We are of the opinion that the action of the court in making its own inquiry and denying the application on the basis of what it learned, without granting a hearing on the complaint, was improper. In State v. Cynkowski, 10 N.J. 571, 576 (1952), it is stated that "Where a convicted defendant files a petition for writ of habeas corpus the court may, * * * immediately issue the writ for hearing thereon, or dismiss the petition because of its insufficiency on its face, or call for formal answer by the State." The court did not follow such procedure, but apparently relied upon its own and the presentence investigations. The plaintiff now charges that his application was decided on the basis of the information thus acquired and that, accordingly, his cause was prejudged. The letter would indicate that the usual presentence investigation required by R.R. 3:7-10(b) had been made prior to May 18, 1955, the date of sentencing. Without doubt the action of the court was taken in good faith. However, on an application for a writ of habeas corpus consideration should be limited to the allegations of the complaint. The writ should be granted or denied or a formal answer required. Unless no genuine issue of fact as to the legality of the plaintiff's detention appears, a hearing must be granted. N.J.S. 2A:67-28; State v. Lenkowski, 24 N.J. Super. 444 (App. Div. 1953); 39 C.J.S., Habeas Corpus, ยง 101, p. 682. Cf. In re Caruso, 10 N.J. 184 (1952); State v. Milton, 27 N.J. Super. 423 (App. Div. 1953).
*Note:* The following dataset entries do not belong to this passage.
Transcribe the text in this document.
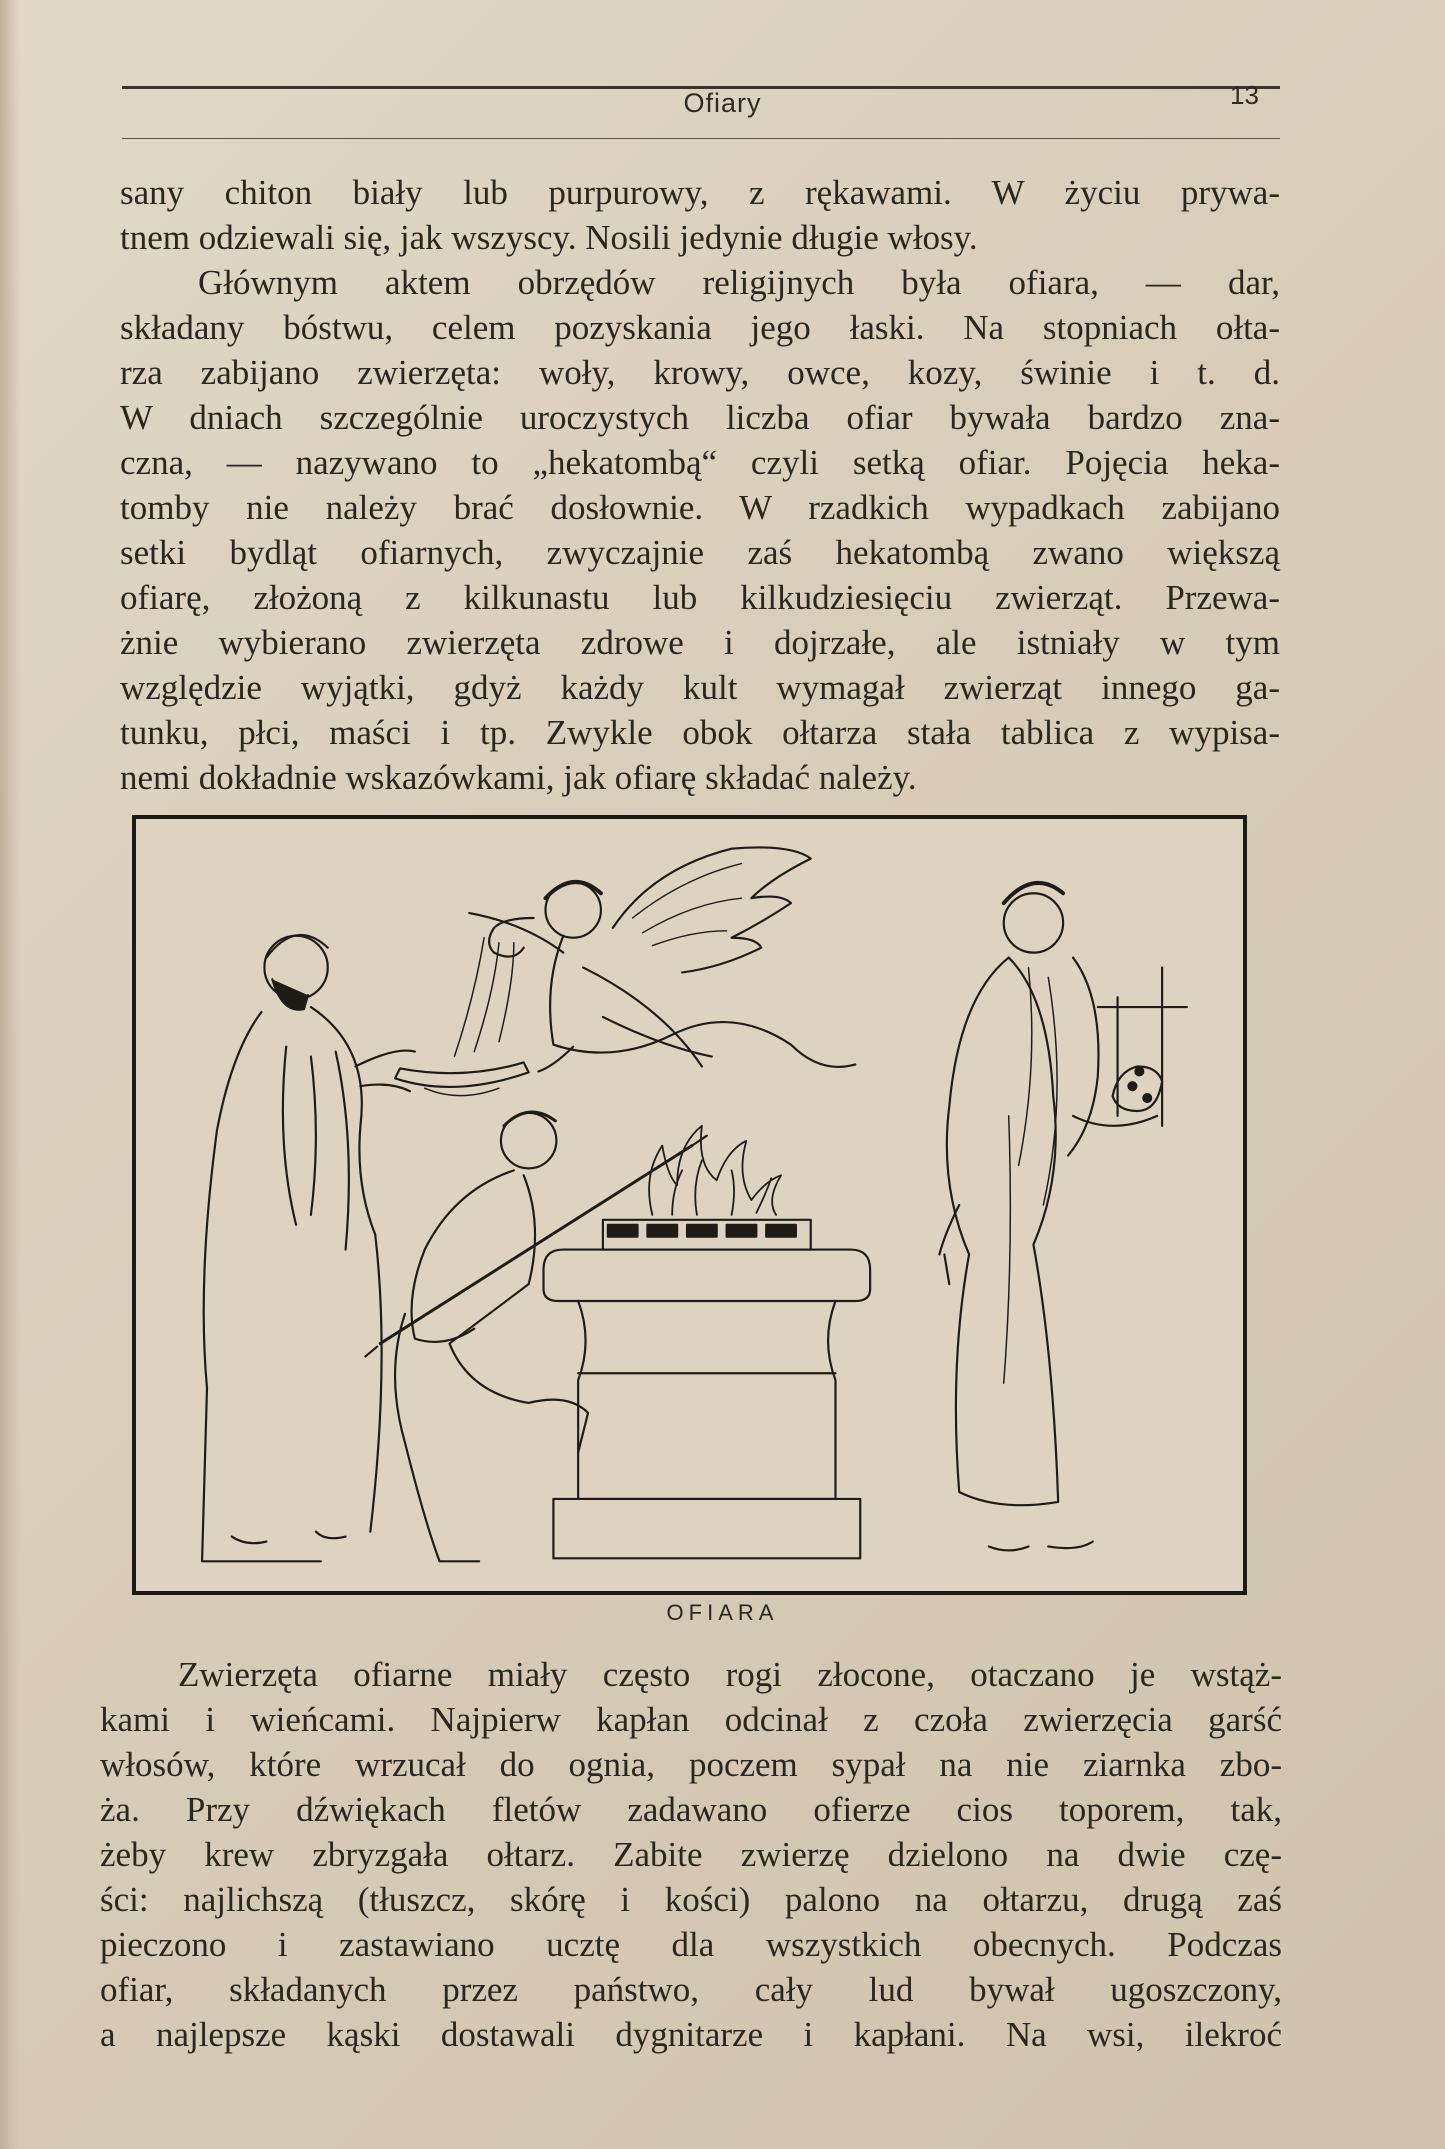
Ofiary	13
sany chiton biały lub purpurowy, z rękawami. W życiu prywa-
tnem odziewali się, jak wszyscy. Nosili jedynie długie włosy.
Głównym aktem obrzędów religijnych była ofiara, — dar,
składany bóstwu, celem pozyskania jego łaski. Na stopniach ołta-
rza zabijano zwierzęta: woły, krowy, owce, kozy, świnie i t. d.
W dniach szczególnie uroczystych liczba ofiar bywała bardzo zna-
czna, — nazywano to „hekatombą“ czyli setką ofiar. Pojęcia heka-
tomby nie należy brać dosłownie. W rzadkich wypadkach zabijano
setki bydląt ofiarnych, zwyczajnie zaś hekatombą zwano większą
ofiarę, złożoną z kilkunastu lub kilkudziesięciu zwierząt. Przewa-
żnie wybierano zwierzęta zdrowe i dojrzałe, ale istniały w tym
względzie wyjątki, gdyż każdy kult wymagał zwierząt innego ga-
tunku, płci, maści i tp. Zwykle obok ołtarza stała tablica z wypisa-
nemi dokładnie wskazówkami, jak ofiarę składać należy.
OFIARA
Zwierzęta ofiarne miały często rogi złocone, otaczano je wstąż-
kami i wieńcami. Najpierw kapłan odcinał z czoła zwierzęcia garść
włosów, które wrzucał do ognia, poczem sypał na nie ziarnka zbo-
ża. Przy dźwiękach fletów zadawano ofierze cios toporem, tak,
żeby krew zbryzgała ołtarz. Zabite zwierzę dzielono na dwie czę-
ści: najlichszą (tłuszcz, skórę i kości) palono na ołtarzu, drugą zaś
pieczono i zastawiano ucztę dla wszystkich obecnych. Podczas
ofiar, składanych przez państwo, cały lud bywał ugoszczony,
a najlepsze kąski dostawali dygnitarze i kapłani. Na wsi, ilekroć
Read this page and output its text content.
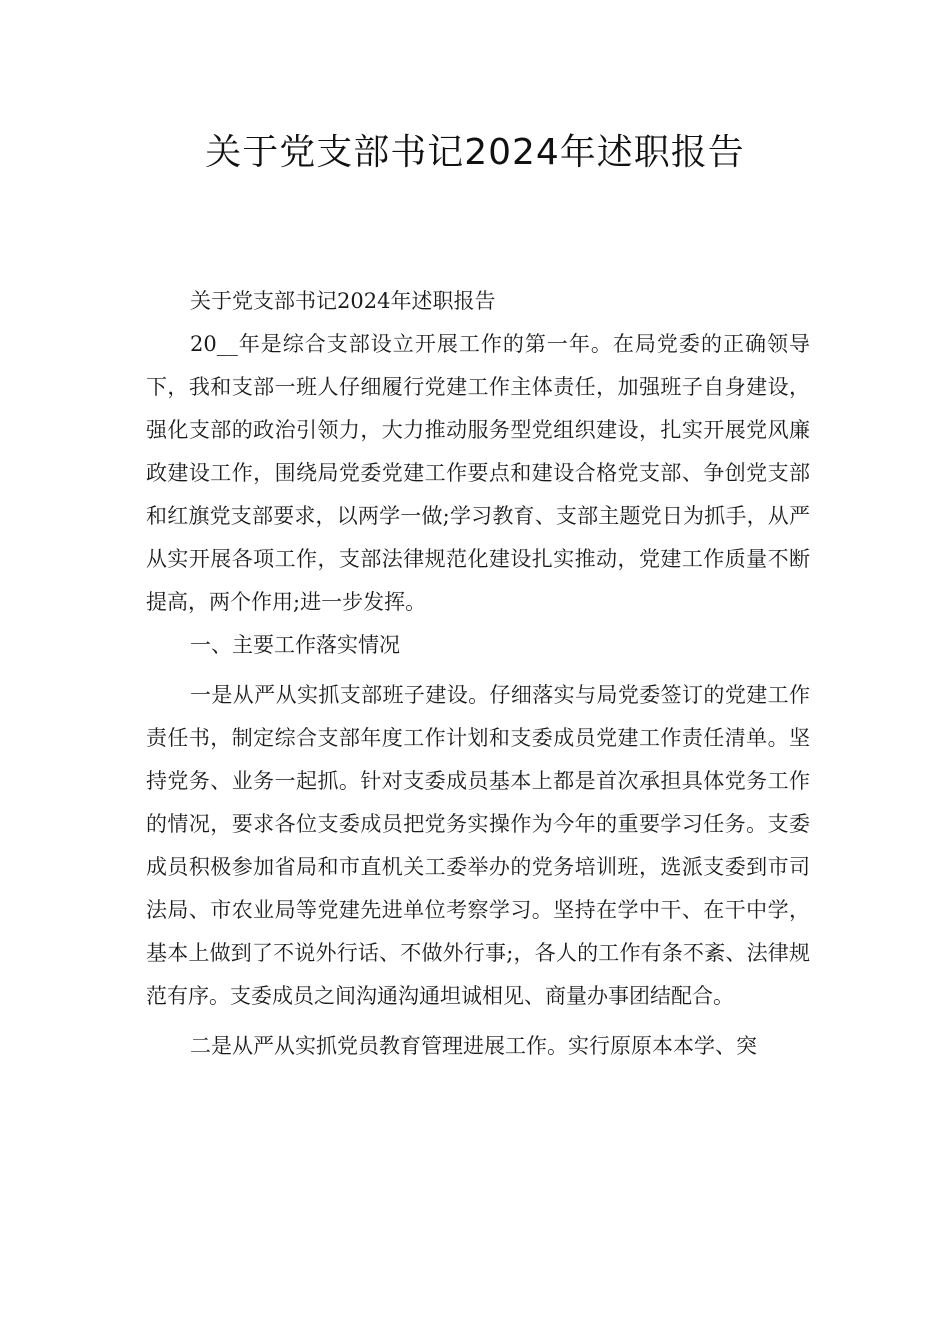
关于党支部书记2024年述职报告

关于党支部书记2024年述职报告

20__年是综合支部设立开展工作的第一年。在局党委的正确领导下，我和支部一班人仔细履行党建工作主体责任，加强班子自身建设，强化支部的政治引领力，大力推动服务型党组织建设，扎实开展党风廉政建设工作，围绕局党委党建工作要点和建设合格党支部、争创党支部和红旗党支部要求，以两学一做;学习教育、支部主题党日为抓手，从严从实开展各项工作，支部法律规范化建设扎实推动，党建工作质量不断提高，两个作用;进一步发挥。

一、主要工作落实情况

一是从严从实抓支部班子建设。仔细落实与局党委签订的党建工作责任书，制定综合支部年度工作计划和支委成员党建工作责任清单。坚持党务、业务一起抓。针对支委成员基本上都是首次承担具体党务工作的情况，要求各位支委成员把党务实操作为今年的重要学习任务。支委成员积极参加省局和市直机关工委举办的党务培训班，选派支委到市司法局、市农业局等党建先进单位考察学习。坚持在学中干、在干中学，基本上做到了不说外行话、不做外行事;，各人的工作有条不紊、法律规范有序。支委成员之间沟通沟通坦诚相见、商量办事团结配合。

二是从严从实抓党员教育管理进展工作。实行原原本本学、突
Where, as here, the complaint for a writ of habeas corpus is denied, without a hearing, the plaintiff on appeal *584 will be "afforded the benefit of its allegations and the reasonable inferences which might be drawn therefrom." State v. Piracci, 14 N.J. Super. 319, 322 (App. Div. 1951). Nevertheless, it does not here appear that because the court made use of the presentence investigation in disposing of the second complaint, the plaintiff suffered manifest wrong or injury, R.R. 1:5-1(a), because, exercising our power of original jurisdiction, R.R. 1:5-4 and R.R. 2:5, we hold the complaint to be insufficient on its face.

The allegations are that the trial court failed to impose sentence within a reasonable time as required by R.R. 3:7-10(c) and that the plaintiff was prejudiced in that (a) because he was detained in the Essex County Jail instead of State Prison, he lost such commutation or remission of his sentence as is there allowed for orderly deportment and faithful performance of duties, and (b) the comforts and freedom afforded in the county jail were not commensurate with those of the State Prison. This latter ground is so trivial as to merit not even comment.

While credit for good conduct and faithful performance of assigned labor is allowed under the circumstances provided for by N.J.S.A. 30:4-92 and R.S. 30:4-140, the same statutory provisions do not apply for time served in a county jail. Lipschitz v. State of New Jersey, 43 N.J. Super. 522 (App. Div. 1957). Time spent in county jail and the conduct of a prisoner while there are matters for consideration by the sentencing judge in imposing sentence. Because a prisoner may not receive the same credit for confinement in a county jail as if he had been in State Prison, it does not necessarily follow that his rights have thereby been so prejudiced as to entitle him to the issuance of a writ of habeas corpus.

It has consistently been held that R.R. 3:7-10(c) which requires sentencing "without unreasonable delay" is directory and not mandatory. In In re Hardman, 131 N.J.L. 257 (Sup. Ct. 1944), the court said: "The sentencing is an incident and seems procedural or directory rather than mandatory, and the trial court has wide discretionary power *585 in performing that duty." To the same effect is State v. Anderson, 12 N.J. 461 (1953) and State v. Benes, 16 N.J. 389 (1954). Moreover, not only does the record fail to disclose that the plaintiff after conviction ever requested the prompt imposition of sentence, but apparently some of the delay in sentencing was directly chargeable to his attorney's requests for adjournments.